Pretty much DM fiat: "Sorry, you'll have to think of another way to escape those bonds." This is also the opportunity for a hint: "Sorry, those bonds are properly tied you'll need to cut the rope."
 

tetrasodium

Legend
Supporter
Epic
Pretty much DM fiat: "Sorry, you'll have to think of another way to escape those bonds." This is also the opportunity for a hint: "Sorry, those bonds are properly tied you'll need to cut the rope."
While technically true, It's kinda like hitting the water when jumping from a boat if you want to restrain someone with rope and aren't trying to use the smallest length possible.

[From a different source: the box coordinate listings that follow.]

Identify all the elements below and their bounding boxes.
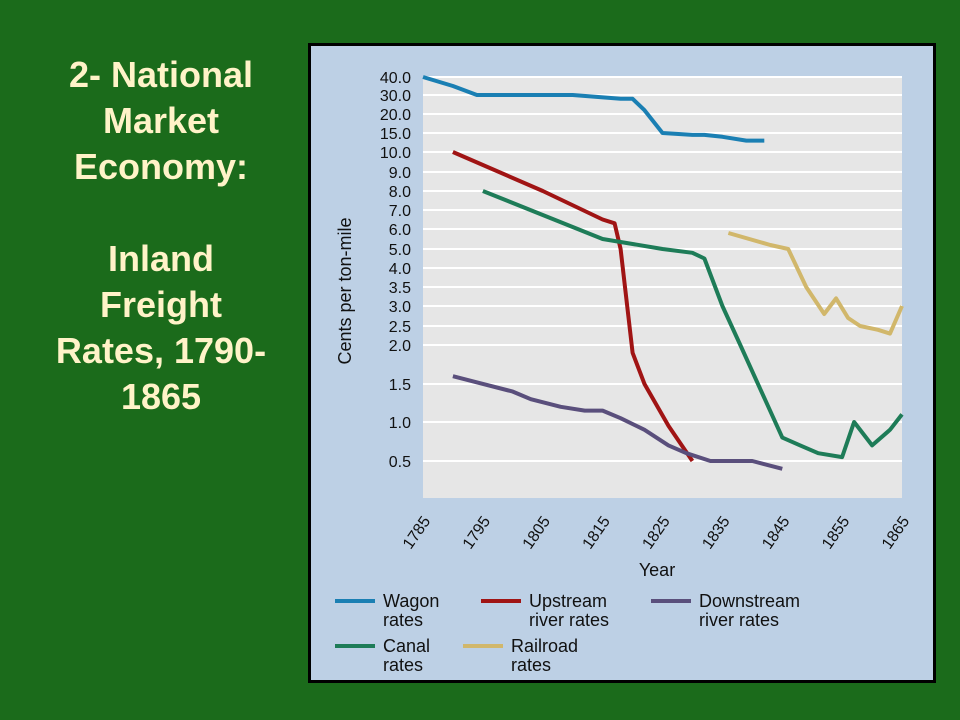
freight-rates-chart: 40.030.0 20.0 15.0 10.0 9.0 8.0 7.0 6.0 5.0 4.0 3.… (335, 70, 913, 675)
title-line: Freight (100, 284, 222, 325)
legend-label: rates (511, 655, 551, 675)
legend-label: Railroad (511, 636, 578, 656)
x-tick-label: 1815 (580, 513, 614, 552)
y-tick-label: 6.0 (389, 222, 411, 239)
legend-label: rates (383, 655, 423, 675)
y-tick-label: 15.0 (380, 126, 411, 143)
y-tick-label: 1.5 (389, 377, 411, 394)
y-tick-label: 30.0 (380, 88, 411, 105)
y-axis-label: Cents per ton-mile (335, 217, 355, 364)
slide-title: 2- National Market Economy: Inland Freig… (20, 52, 302, 420)
legend-label: rates (383, 610, 423, 630)
series-line-wagon-rates (422, 75, 765, 143)
x-tick-label: 1795 (460, 513, 494, 552)
y-tick-label: 4.0 (389, 261, 411, 278)
y-tick-label: 7.0 (389, 203, 411, 220)
y-tick-label: 2.0 (389, 338, 411, 355)
legend-label: Downstream (699, 591, 800, 611)
y-tick-label: 5.0 (389, 242, 411, 259)
series-line-downstream-river-rates (452, 374, 783, 471)
y-tick-label: 40.0 (380, 70, 411, 87)
y-tick-label: 10.0 (380, 145, 411, 162)
y-tick-label: 2.5 (389, 319, 411, 336)
title-line: Inland (108, 238, 214, 279)
legend-label: Upstream (529, 591, 607, 611)
x-tick-label: 1835 (699, 513, 733, 552)
y-tick-label: 3.5 (389, 280, 411, 297)
x-tick-label: 1865 (879, 513, 913, 552)
legend-label: Canal (383, 636, 430, 656)
series-line-railroad-rates (727, 231, 904, 336)
series-line-canal-rates (482, 189, 904, 460)
x-tick-label: 1825 (639, 513, 673, 552)
chart-frame: 40.0 30.0 20.0 15.0 10.0 9.0 8.0 7.0 6.0 5.0 4.0 3.… (308, 43, 936, 683)
title-line: 2- National (68, 54, 254, 95)
x-tick-label: 1855 (819, 513, 853, 552)
x-tick-label: 1805 (520, 513, 554, 552)
y-tick-label: 1.0 (389, 415, 411, 432)
x-tick-label: 1785 (400, 513, 434, 552)
y-tick-label: 3.0 (389, 299, 411, 316)
y-tick-label: 8.0 (389, 184, 411, 201)
title-line: Rates, 1790- (55, 330, 267, 371)
title-line: 1865 (120, 376, 202, 417)
legend-label: river rates (529, 610, 609, 630)
series-line-upstream-river-rates (452, 150, 695, 463)
x-axis-label: Year (639, 560, 675, 580)
y-tick-label: 0.5 (389, 454, 411, 471)
y-tick-label: 9.0 (389, 165, 411, 182)
legend-label: river rates (699, 610, 779, 630)
y-tick-label: 20.0 (380, 107, 411, 124)
title-line: Market (102, 100, 220, 141)
legend-label: Wagon (383, 591, 439, 611)
title-line: Economy: (73, 146, 249, 187)
title-spacer (20, 190, 302, 236)
x-tick-label: 1845 (759, 513, 793, 552)
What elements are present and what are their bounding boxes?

I think that the matter of tying someone up "properly" with rope is less a matter of successfully keeping them bound and more a matter of doing it without injuring them by straining joints or cutting off blood flow.
 


tetrasodium

Legend
Supporter
Epic
You have a contradiction here. If it's impossible, there is no check.
No just a different scenario and perhaps a particular mechanical point of relevance that needs illumination.

AFAIK, every edition of d&d has listed rope prices in 50 foot increments... As such it should be impossible to have less than 50 feet if rope unless the rope has been damaged or is also being used to restrain other individuals. That right there clears away the TV/movie scenario of several inches of rope tied around the wrists to be slipped out of unless some additional thing is done and that's critically important. There is no problem created if Bob can't untie himself because Alice can untie Bob and Bob can untie Cindy.


With that out of the way and hypothetically codified in house rule or RAW where 50ft of rope can over N uninterrupted minutes perfectly tie up one helpless medium sized creature or two tied together with combined DC ## to escape you have a scenario where any restraint needs an interesting interaction with others rather than a straight action & die roll. It also has the benefit of giving value to the party carrying more than one rope. It also avoids the obnoxious back and forth where Alice wants to quickly tie up someone with trivial time and cooperation/risk as a single action while gaining the results of heavy duty shinbari while Bob (or the bbeg/local guards want to invest the time it takes going for heavy duty shinbari type restraint because he knows his oc has no skill in rope yet has other skills that stacked the deck many times over in his favor but all of that gets tossed aside by a single action die roll.